Refinancing Qualification Requirements
| Factor | Typical Requirement |
|---|---|
| Credit Score | 620 minimum (conventional); 580 (FHA) |
| Debt-to-Income Ratio | 43% maximum (conventional); 50% (FHA) |
| Employment | 2 years stable employment preferred |
| Income Documentation | W-2s, tax returns, pay stubs |
| Appraisal | Must support loan amount |
Protecting Your Interest Before and During Divorce
Arkansas residents considering divorce should take immediate steps to document and protect their interest in the marital home before filing. Gathering records of mortgage payments, down payment source, improvement receipts, and property tax payments establishes each spouse's contributions. Arkansas law values homemaker contributions equally to financial contributions, so documenting non-monetary contributions (maintaining the home, caring for children while the other spouse worked) is equally important.

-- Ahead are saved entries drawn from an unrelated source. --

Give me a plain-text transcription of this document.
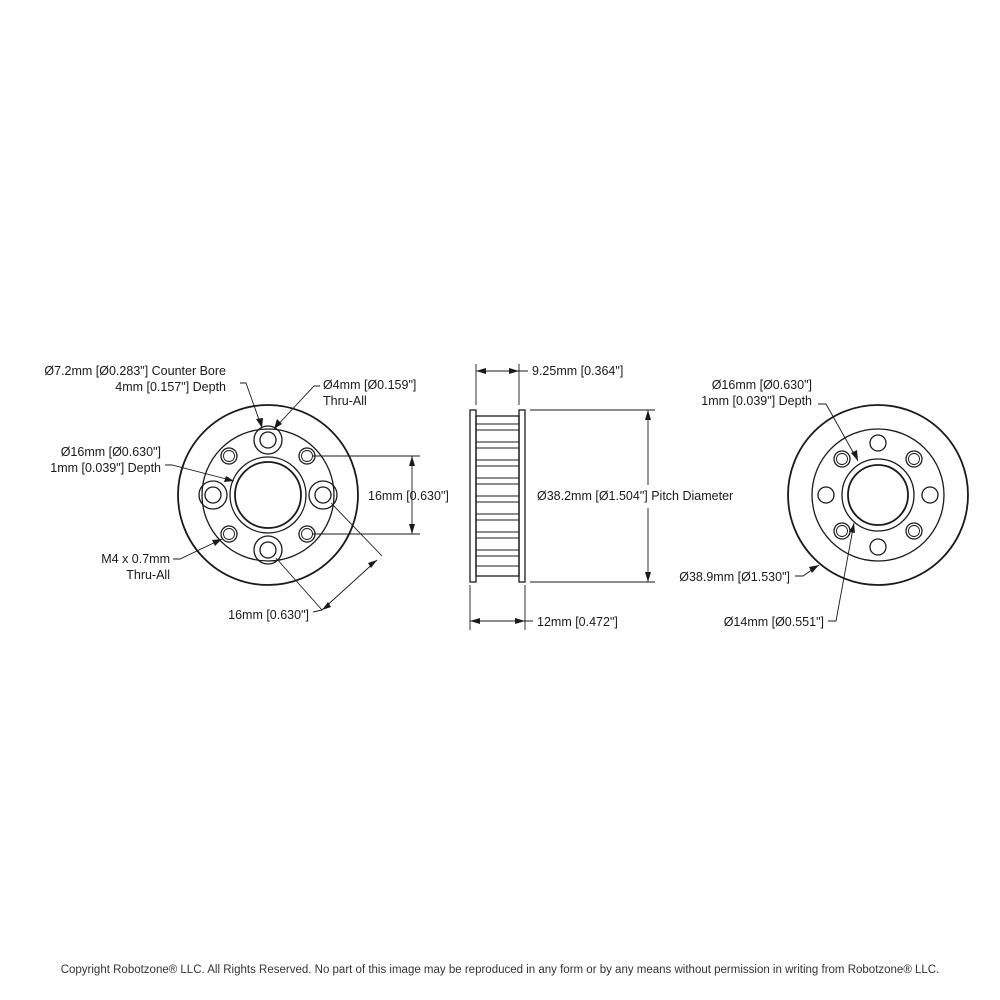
Ø7.2mm [Ø0.283"] Counter Bore
4mm [0.157"] Depth	Ø4mm [Ø0.159"]
Thru-All
Ø16mm [Ø0.630"]
1mm [0.039"] Depth
16mm [0.630"]
M4 x 0.7mm
Thru-All
16mm [0.630"]
9.25mm [0.364"]
Ø38.2mm [Ø1.504"] Pitch Diameter
12mm [0.472"]
Ø16mm [Ø0.630"]
1mm [0.039"] Depth
Ø38.9mm [Ø1.530"]
Ø14mm [Ø0.551"]
Copyright Robotzone® LLC. All Rights Reserved. No part of this image may be reproduced in any form or by any means without permission in writing from Robotzone® LLC.
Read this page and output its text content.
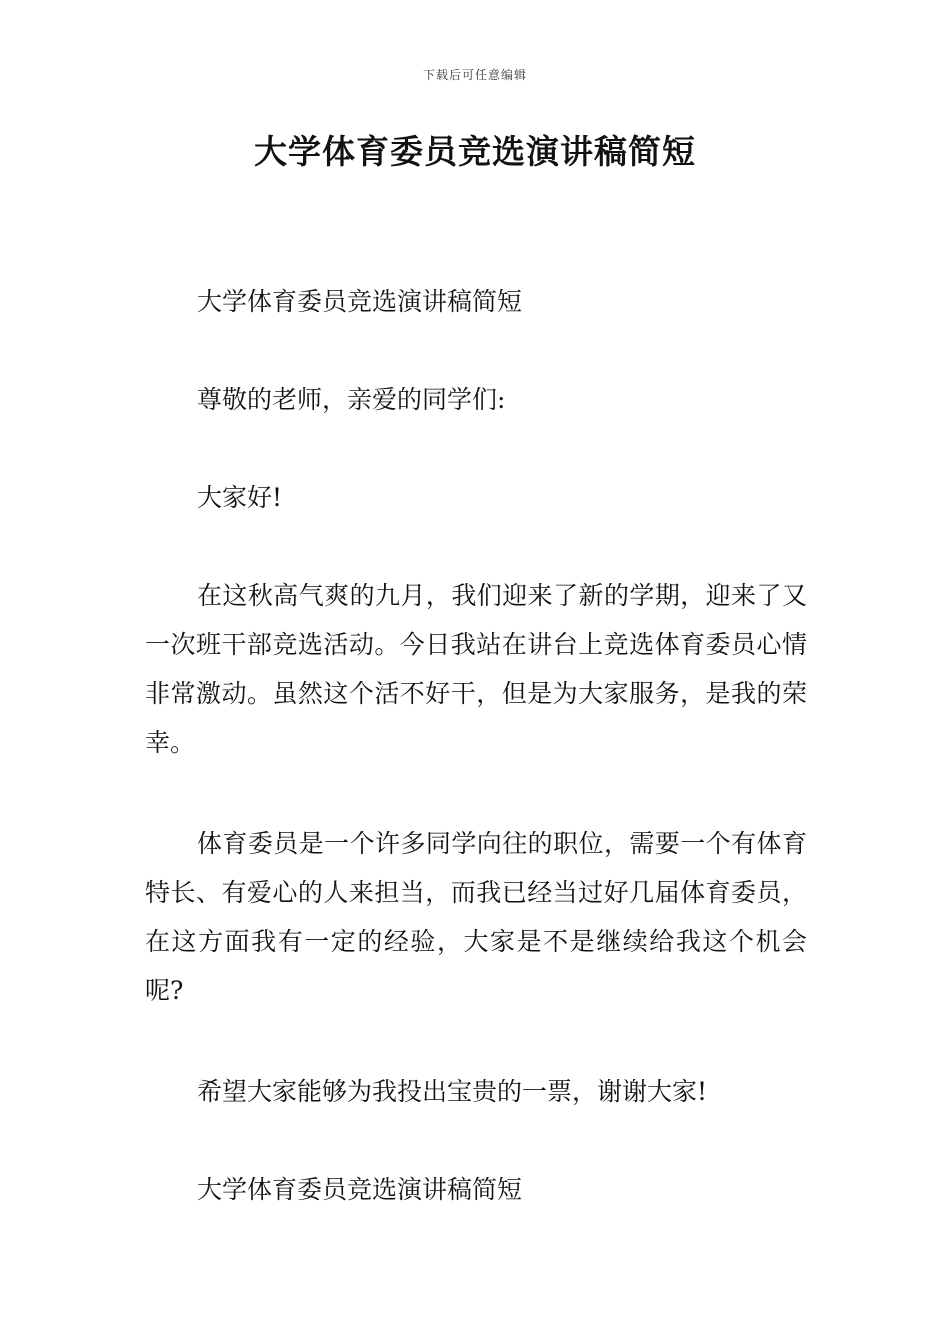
下载后可任意编辑
大学体育委员竞选演讲稿简短

大学体育委员竞选演讲稿简短

尊敬的老师，亲爱的同学们:

大家好!

在这秋高气爽的九月，我们迎来了新的学期，迎来了又一次班干部竞选活动。今日我站在讲台上竞选体育委员心情非常激动。虽然这个活不好干，但是为大家服务，是我的荣幸。

体育委员是一个许多同学向往的职位，需要一个有体育特长、有爱心的人来担当，而我已经当过好几届体育委员，在这方面我有一定的经验，大家是不是继续给我这个机会呢?

希望大家能够为我投出宝贵的一票，谢谢大家!

大学体育委员竞选演讲稿简短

During divorce proceedings, neither spouse should make unilateral decisions about the marital home without court approval or written agreement from the other spouse. Selling, refinancing, or taking a second mortgage on the home during divorce may constitute dissipation of marital assets, which can result in the offending spouse receiving a smaller share. Arkansas courts have authority to issue temporary restraining orders preventing either spouse from disposing of or encumbering marital property during litigation.
Fault-Based Divorce and Property Division
Unlike some states, Arkansas fault grounds can indirectly affect property division when considering the nine statutory factors under Ark. Code § 9-12-315. While Arkansas courts do not directly punish a cheating spouse by awarding more property to the innocent spouse, marital misconduct that dissipated assets (spending marital funds on an affair partner, for example) may result in adjustments to achieve equitable division.
The eight fault-based grounds in Arkansas include adultery, felony conviction, habitual drunkenness for one year, cruel and barbarous treatment endangering life, and personal indignities rendering the spouse's condition intolerable. These grounds must have occurred within 5 years before filing and within Arkansas. The no-fault alternative requires 18 continuous months of living separate and apart without cohabitation, making fault-based grounds attractive for spouses seeking faster resolution without the separation period.